00000010: 0200 0300 2e00 0100 2e00 0100 0400 0000  ................
00000020: b004 b235 cd80 584b cd80 2000 0100 4341  ...5..XK.. ...CA
00000030: c1e1 10eb eb     

Why is the Internet no longer like it used to be before? Leading explanations attribute the death of individual, personal and free expression to the rising popularity of the Internet, commercial/corporate influence and centralisation. Without doubt, these are the most significant factors. But is this the whole story? One frequently overlooked factor is simply that the modern and more accessible internet culture has de facto destroyed self-expression.

Large masses of people often converge to blobs formed by simple addition of homologous magnitudes, much like potatoes in a sack form a sack of potatoes. In such a setting, the individual lacks identity. The concept of "cringe" has destroyed the concept of self-expression. Irony, the most popular defense mechanism against being considered "cringe" changed the landscape of the Internet.

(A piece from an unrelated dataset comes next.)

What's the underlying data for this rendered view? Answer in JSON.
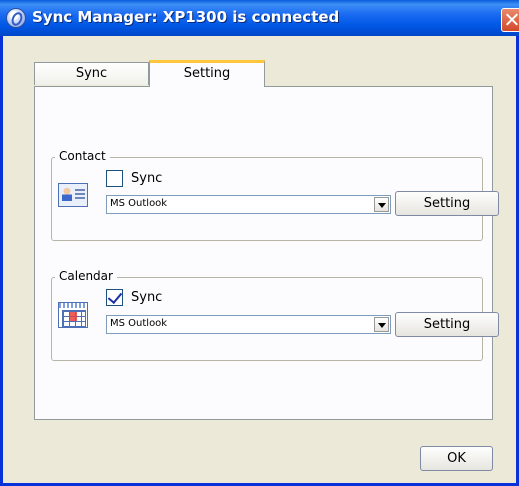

Authenticity necessitates vulnerability and vulnerability attracts dead-eyed, far gone, meta-ironic magnitudes that project their aversion to vulnerability as "ironic shitposting", i.e. shunning expressions of authenticity until everyone is many layers gone into defensive irony.

Every morning I take one big sip of coffee and then pour the entire cup into the sink. The sink is for putting things into. Not for taking things out of.

Own the libs with ONE SIMPLE TRICK: find / -type f -name '*.so' -exec sudo chown $USER:$USER {} \;

All the best programming languages come from Canada: APL, PHP, Java.

The tradition of all dead generations weighs like a nightmare on the brains of the living.

Today I've been thinking about mental/human memory algorithms for day of week computation. Many of them feel wrong because

  • They require a lot of memorisation.
  • They are restricted in scope (e.g. they make you memorise the century key).
  • They require large number arithmetic.

My method:

int dayofweek(int y, int m, int d) {
  static int t[] = {
    0, 5, 3, 1,
    0, 3, 2, 5,
    0, 3, 5, 1,
    4, 6, 2, 4
  };
  int g = t[m+3] + d; y -= m < 3;
  y %= 400; int f = t[y / 100] + (y % 100) + (y % 100) / 4;
  return (f + g) % 7;
}

Pros: Only 16 digits to remember, which are further easy to remember due to their patterns. A very small amount of working memory is required: First we need to remember y,m,d; after int g = t[m+3] + d; y -= m < 3; we only need to remember g, y. Then, y %= 400 is easy to do in memory. The remaining computations operate on two-digit numbers. After the that line we only remember f and g. Which are then summed and taken modulo 7. The algorithm works for every forseeable date.